Changes to nuclear funding model and desire for greater energy security behind big bet on nuclear
Ministers are increasingly confident of being able to fund a set of new nuclear power stations at a fraction of previous costs as the Government prepares to make nuclear power the centre point of its energy strategy this week.
Prime Minister Boris Johnson is poised to significantly expand the Government’s commitment to support one large nuclear power station by 2024 when he sets out his energy security strategy on Thursday.
The Prime Minister is expected to announce his ambition to build six or seven large nuclear power stations as part of efforts to generate 25 per cent of electricity from nuclear sources by 2050.
Business Secretary Kwasi Kwarteng said: “Most of Britain’s nuclear fleet will be decommissioned this decade.
“We need to replace what we’re losing, and go further – from large plants to small modular reactors (SMRs).
“In this week’s Energy Security Strategy, we’ll reverse 30 years of drift and take the big decisions to generate more nuclear power.”
Wrangling between the No 10 and the Treasury over the funding of the nuclear aspect of the energy strategy was being blamed as the reason behind the delays to the document being published.
Chancellor Rishi Sunak is understood to be reluctant to commit the UK to another major infrastructure investment as he attempts to rebalance the books in the wake of the Covid pandemic.
The Chancellor had pledged £1.8bn for nuclear power generation in his spending review in the autumn. But Mr Johnson appears to have convinced Mr Sunak that a new era of nuclear power investment is needed to ensure the UK’s future energy security in the coming century.
A new funding mechanism for nuclear power contained in legislation passed last week will enable the Government to negotiate the construction of new large-scale power stations at a fraction of the cost of previous power stations.
The model, known as the Regulated Asset Base, which was used to fund the build of the Thames Tideway Tunnel and Heathrow Terminal 5, will enable a wider pool of investors, including British pension funds and insurance funds, to pump money into nuclear power stations.
Ministers believe the model, which was contained in the Nuclear Energy (Financing) Act that received Royal Assent last week, will save taxpayers £30bn in the lifetime of each new major power station.
Sizewell C in Suffolk is expected to be the first new large-scale power station to be signed off by ministers, with Whitehall sources suggesting that the Wylfa site in Anglesey will be the next to be given the go-ahead.
Wylfa nuclear power station – Atomfa’r Wylfa in Welsh – is a decommissioned Magnox nuclear power station west of Cemaes Bay on the island of Anglesey, off the north-western coast of Wales. Construction of the two 490mw nuclear reactors, known as reactor 1 and reactor 2, began in 1963.
Government insiders believe Sizewell C will be delivered at a vastly cheaper cost than Hinkley Point C, which is due to come on stream in 2026, with further cost savings for future builds as skills and expertise in nuclear power construction grows.
“Skills and delivery will be cheaper,” one source said.
“Sizewell C is a carbon copy of Hinkley – and will be considerably cheaper. EDF has learned a lot.”
Under the previous “contracts for difference” (CfD) funding model, developers were expected to finance the construction of a nuclear power station but would only begin to start receiving revenue once the station started generating electricity.
The system led to a series of cancellations, including Hitachi’s project at Wylfa Newydd in Wales and Toshiba’s at Moorside in Cumbria.
A Whitehall source said: “[Former business secretary] Greg Clark offered a 33 per cent equity stake in Wylfa previously.
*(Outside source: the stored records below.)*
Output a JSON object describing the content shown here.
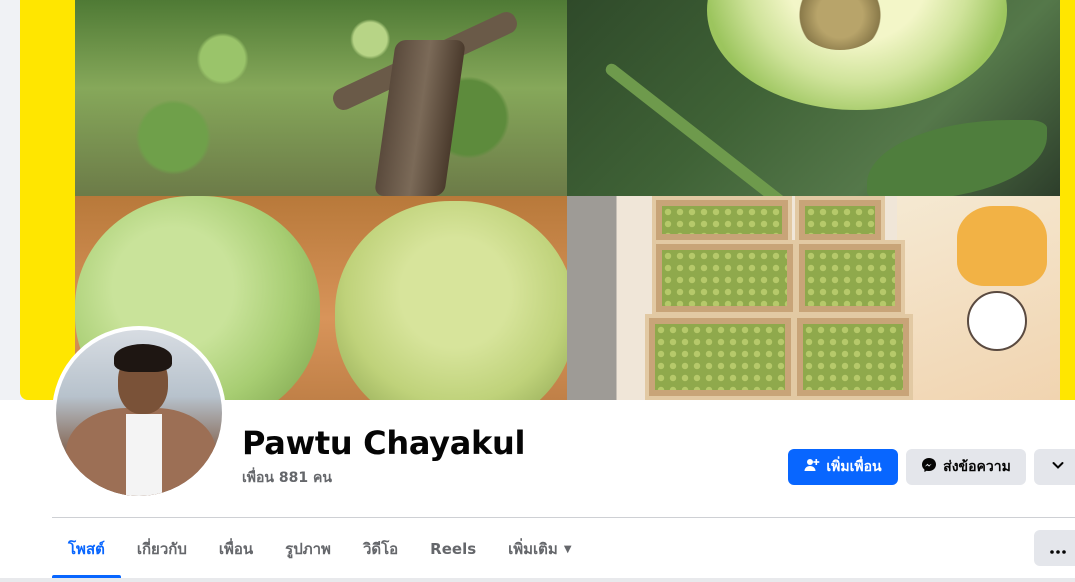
{
  "profile": {
    "name": "Pawtu Chayakul",
    "friends_text": "เพื่อน 881 คน"
  },
  "actions": {
    "add_friend_label": "เพิ่มเพื่อน",
    "message_label": "ส่งข้อความ"
  },
  "tabs": [
    {
      "label": "โพสต์",
      "active": true
    },
    {
      "label": "เกี่ยวกับ",
      "active": false
    },
    {
      "label": "เพื่อน",
      "active": false
    },
    {
      "label": "รูปภาพ",
      "active": false
    },
    {
      "label": "วิดีโอ",
      "active": false
    },
    {
      "label": "Reels",
      "active": false
    },
    {
      "label": "เพิ่มเติม",
      "active": false
    }
  ],
  "icons": {
    "add_friend": "person-plus-icon",
    "message": "messenger-icon",
    "more_actions": "chevron-down-icon",
    "tab_more": "caret-down-icon",
    "overflow": "more-horizontal-icon"
  },
  "colors": {
    "primary": "#0866ff",
    "cover_background": "#ffe600",
    "secondary_button": "#e4e6eb",
    "muted_text": "#65676b"
  }
}
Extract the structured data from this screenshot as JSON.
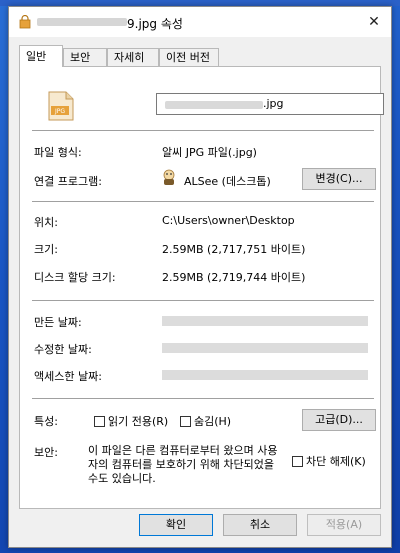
{
  "window": {
    "title_suffix": "9.jpg 속성",
    "close_label": "✕"
  },
  "tabs": [
    {
      "label": "일반",
      "active": true
    },
    {
      "label": "보안"
    },
    {
      "label": "자세히"
    },
    {
      "label": "이전 버전"
    }
  ],
  "general": {
    "file_name_ext": ".jpg",
    "file_type_label": "파일 형식:",
    "file_type_value": "알씨 JPG 파일(.jpg)",
    "open_with_label": "연결 프로그램:",
    "open_with_value": "ALSee (데스크톱)",
    "change_button": "변경(C)...",
    "location_label": "위치:",
    "location_value": "C:\\Users\\owner\\Desktop",
    "size_label": "크기:",
    "size_value": "2.59MB (2,717,751 바이트)",
    "size_on_disk_label": "디스크 할당 크기:",
    "size_on_disk_value": "2.59MB (2,719,744 바이트)",
    "created_label": "만든 날짜:",
    "modified_label": "수정한 날짜:",
    "accessed_label": "액세스한 날짜:",
    "attributes_label": "특성:",
    "readonly_label": "읽기 전용(R)",
    "hidden_label": "숨김(H)",
    "advanced_button": "고급(D)...",
    "security_label": "보안:",
    "security_text": "이 파일은 다른 컴퓨터로부터 왔으며 사용자의 컴퓨터를 보호하기 위해 차단되었을 수도 있습니다.",
    "unblock_label": "차단 해제(K)"
  },
  "footer": {
    "ok": "확인",
    "cancel": "취소",
    "apply": "적용(A)"
  },
  "icons": {
    "file_type": "jpg-file-icon",
    "app": "alsee-app-icon",
    "title": "lock-file-icon"
  },
  "colors": {
    "accent": "#0078d7",
    "file_icon": "#e6a13a"
  }
}
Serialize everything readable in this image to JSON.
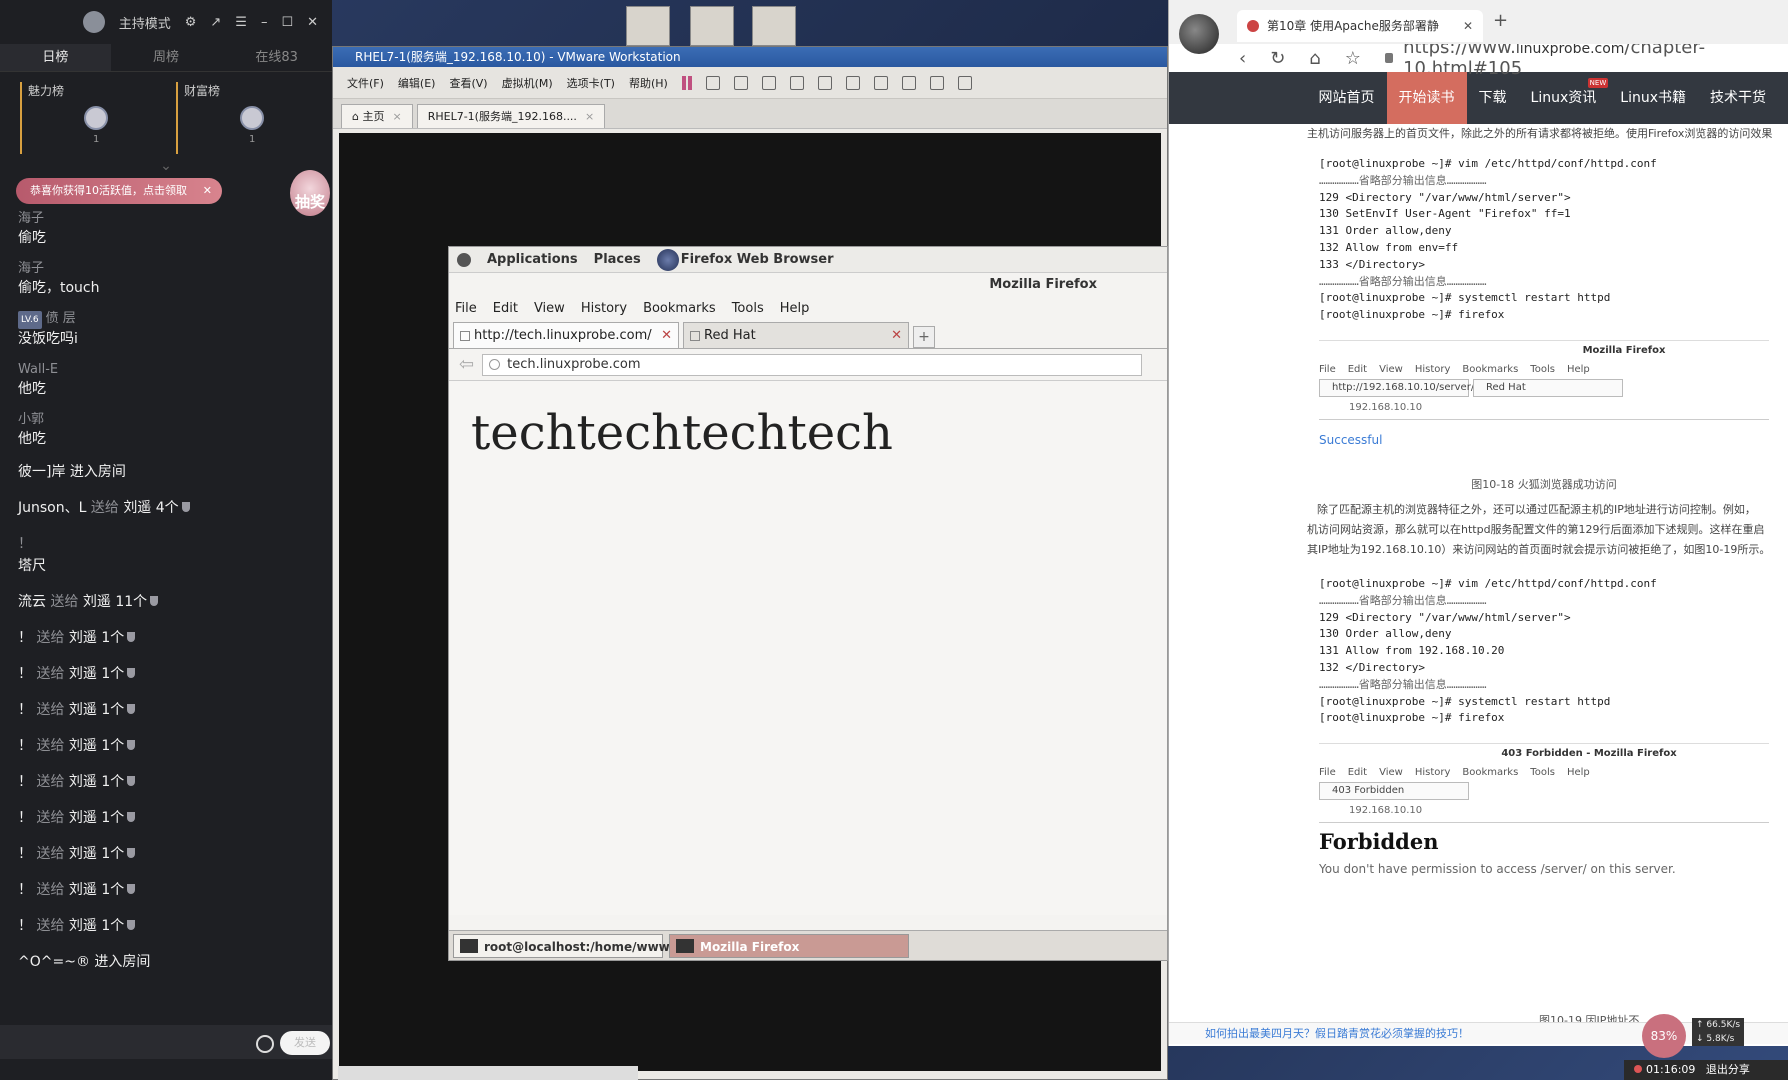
{
  "stream": {
    "host_mode": "主持模式",
    "tabs": [
      "日榜",
      "周榜",
      "在线83"
    ],
    "rank_labels": [
      "魅力榜",
      "财富榜"
    ],
    "rank_nums": [
      "1",
      "1"
    ],
    "banner": "恭喜你获得10活跃值，点击领取",
    "lottery": "抽奖",
    "messages": [
      {
        "name": "海子",
        "text": "偷吃"
      },
      {
        "name": "海子",
        "text": "偷吃，touch"
      },
      {
        "name": "偾 层",
        "text": "没饭吃吗i",
        "badge": "LV.6"
      },
      {
        "name": "Wall-E",
        "text": "他吃"
      },
      {
        "name": "小郭",
        "text": "他吃"
      }
    ],
    "enter1": "彼一]岸 进入房间",
    "gifts": [
      {
        "user": "Junson、L",
        "action": "送给",
        "target": "刘遥 4个"
      },
      {
        "user": "！",
        "action": "",
        "target": "塔尺",
        "note": true
      },
      {
        "user": "流云",
        "action": "送给",
        "target": "刘遥 11个"
      },
      {
        "user": "！",
        "action": "送给",
        "target": "刘遥 1个"
      },
      {
        "user": "！",
        "action": "送给",
        "target": "刘遥 1个"
      },
      {
        "user": "！",
        "action": "送给",
        "target": "刘遥 1个"
      },
      {
        "user": "！",
        "action": "送给",
        "target": "刘遥 1个"
      },
      {
        "user": "！",
        "action": "送给",
        "target": "刘遥 1个"
      },
      {
        "user": "！",
        "action": "送给",
        "target": "刘遥 1个"
      },
      {
        "user": "！",
        "action": "送给",
        "target": "刘遥 1个"
      },
      {
        "user": "！",
        "action": "送给",
        "target": "刘遥 1个"
      },
      {
        "user": "！",
        "action": "送给",
        "target": "刘遥 1个"
      }
    ],
    "enter2": "^O^=~® 进入房间",
    "send": "发送"
  },
  "vmware": {
    "title": "RHEL7-1(服务端_192.168.10.10) - VMware Workstation",
    "menu": [
      "文件(F)",
      "编辑(E)",
      "查看(V)",
      "虚拟机(M)",
      "选项卡(T)",
      "帮助(H)"
    ],
    "tabs": [
      "主页",
      "RHEL7-1(服务端_192.168...."
    ]
  },
  "guest": {
    "panel": [
      "Applications",
      "Places",
      "Firefox Web Browser"
    ],
    "window_title": "Mozilla Firefox",
    "menu": [
      "File",
      "Edit",
      "View",
      "History",
      "Bookmarks",
      "Tools",
      "Help"
    ],
    "tab1": "http://tech.linuxprobe.com/",
    "tab2": "Red Hat",
    "url": "tech.linuxprobe.com",
    "body": "techtechtechtech",
    "task1": "root@localhost:/home/wwwroot",
    "task2": "Mozilla Firefox"
  },
  "host": {
    "tab_title": "第10章 使用Apache服务部署静",
    "url_prefix": "https://www.",
    "url_domain": "linuxprobe.com",
    "url_path": "/chapter-10.html#105",
    "menu": [
      "网站首页",
      "开始读书",
      "下载",
      "Linux资讯",
      "Linux书籍",
      "技术干货"
    ],
    "new_badge": "NEW",
    "intro": "主机访问服务器上的首页文件，除此之外的所有请求都将被拒绝。使用Firefox浏览器的访问效果",
    "code1": [
      "[root@linuxprobe ~]# vim /etc/httpd/conf/httpd.conf",
      "………………省略部分输出信息………………",
      "129 <Directory \"/var/www/html/server\">",
      "130 SetEnvIf User-Agent \"Firefox\" ff=1",
      "131 Order allow,deny",
      "132 Allow from env=ff",
      "133 </Directory>",
      "………………省略部分输出信息………………",
      "[root@linuxprobe ~]# systemctl restart httpd",
      "[root@linuxprobe ~]# firefox"
    ],
    "shot1_title": "Mozilla Firefox",
    "shot_menu": [
      "File",
      "Edit",
      "View",
      "History",
      "Bookmarks",
      "Tools",
      "Help"
    ],
    "shot1_tab1": "http://192.168.10.10/server/",
    "shot1_tab2": "Red Hat",
    "shot1_url": "192.168.10.10",
    "shot1_result": "Successful",
    "fig1": "图10-18  火狐浏览器成功访问",
    "para": [
      "除了匹配源主机的浏览器特征之外，还可以通过匹配源主机的IP地址进行访问控制。例如，",
      "机访问网站资源，那么就可以在httpd服务配置文件的第129行后面添加下述规则。这样在重启",
      "其IP地址为192.168.10.10）来访问网站的首页面时就会提示访问被拒绝了，如图10-19所示。"
    ],
    "code2": [
      "[root@linuxprobe ~]# vim /etc/httpd/conf/httpd.conf",
      "………………省略部分输出信息………………",
      "129 <Directory \"/var/www/html/server\">",
      "130 Order allow,deny",
      "131 Allow from 192.168.10.20",
      "132 </Directory>",
      "………………省略部分输出信息………………",
      "[root@linuxprobe ~]# systemctl restart httpd",
      "[root@linuxprobe ~]# firefox"
    ],
    "shot2_title": "403 Forbidden - Mozilla Firefox",
    "shot2_tab": "403 Forbidden",
    "shot2_url": "192.168.10.10",
    "forbidden_h": "Forbidden",
    "forbidden_p": "You don't have permission to access /server/ on this server.",
    "fig2": "图10-19  因IP地址不",
    "bottom_link": "如何拍出最美四月天？假日踏青赏花必须掌握的技巧！"
  },
  "tray": {
    "cpu": "83%",
    "up": "66.5K/s",
    "down": "5.8K/s",
    "timer": "01:16:09",
    "exit": "退出分享"
  }
}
But it wasn’t enough, ultimately, because the existing CfD model was too risky.
“And Mr Clark offered all debt financing too – but it still wasn’t enough.”
It emerged last week that the Government was planning on taking a 20 per cent stake in Sizewell C, with the French energy supplier behind the plant also taking a 20 per cent share in a bid to provide confidence to investors.
Ministers are realistic that they will have to shoulder some of the burden on each new nuclear project, with a decision on how much of a stake will be needed taken on a “case by case” basis.
In an interview with i last month, Mr Kwarteng said there was a “general recognition in Government that the Government has to take some of the risk” on new nuclear projects.
Ministers are expected to offer local residents cut price or even free energy in return for allowing power stations to be built nearby, while the proposals are also receiving the backing of Tory MPs.
Ian Liddell-Grainger, the Conservative MP for Bridgwater and West Somerset and chair of the all-party Parliamentary group on nuclear energy, believes previous opposition to nuclear within the Commons has disappeared.
“We’ve come a long way from 15 or 20 years ago, and people realise that nuclear is part of the mix. We will need wind, we will need solar and we will need nuclear to provide that base energy.”